04/11/2016 8:42 AM IST | Updated 05/11/2016 9:12 AM IST

Outraged NDTV Responds To Govt's Blackout Order For Its Pathankot Coverage

The incident has raised press freedom concerns.

Danish Siddiqui / Reuters

In an order that has upset the media community, the Indian government has ordered a 24-hour blackout of television network NDTV next week for allegedly revealing "strategically sensitive information" during its coverage of the Pathankot anti-terror military operations earlier this year.

In a statement, NDTV has said, "The order of the MIB has been received. It is shocking that NDTV has been singled out in this manner. Every channel and newspaper had similar coverage. In fact NDTV's coverage was particularly balanced. After the dark days of the emergency when the press was fettered, it is extraordinary that NDTV is being proceeded against in this manner. NDTV is examining all options in this matter."

In its order, India's Ministry of Information and Broadcasting has prohibited "the transmission or re-transmission of NDTV India channel for one day on any platform throughout India with effect from 00:01 hrs on 9th November to 00:01 hrs of 10th November."

The I&B Ministry contends that NDTV's coverage allegedly violated a programme code under the country Cable TV Network Rules, 1994, which disallows live coverage of anti-terrorist operations by security forces. These rules seek to limit media coverage to only the government's and army's official briefing.
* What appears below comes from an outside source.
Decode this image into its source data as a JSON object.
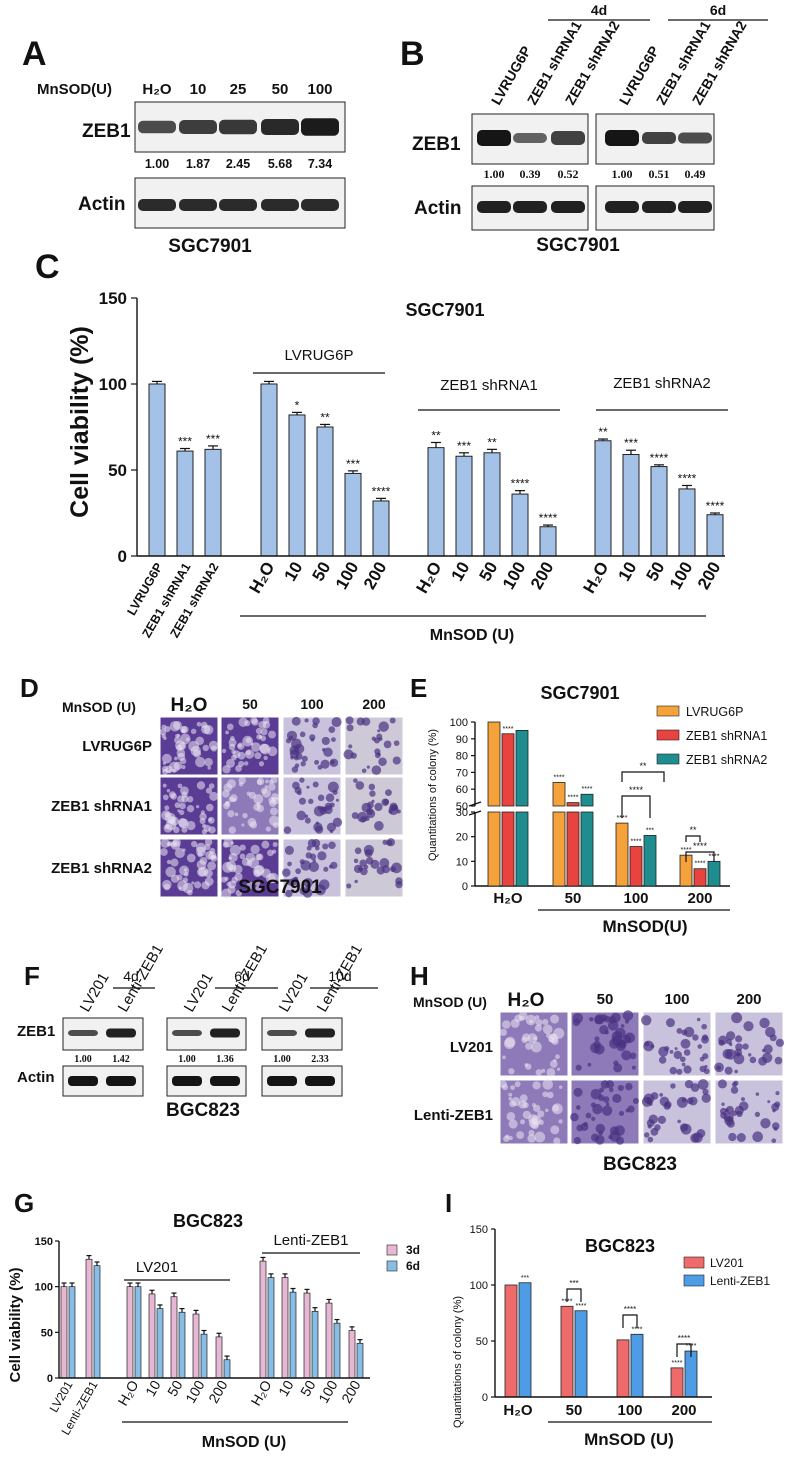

Specifically, the government has pointed out the channel's reporting of the "ammunition stockpiled in the airbase, MiGs, fighter planes, rocket launchers, mortars, helicopters, fuel tanks which was likely to be used by the terrorists themselves or their handlers to cause massive harm not only to national security, international standing of the country but also life of civilians and defence personnel."

The order is widely being seen as a form of punishment for the channel, and media professionals and Twiiterati is, expectedly, outraged. In a statement, the Editors Guild of India called the action "a direct violation of the freedom of the media and therefore the citizens of India and amounts to harsh censorship imposed by the government reminiscent of the Emergency."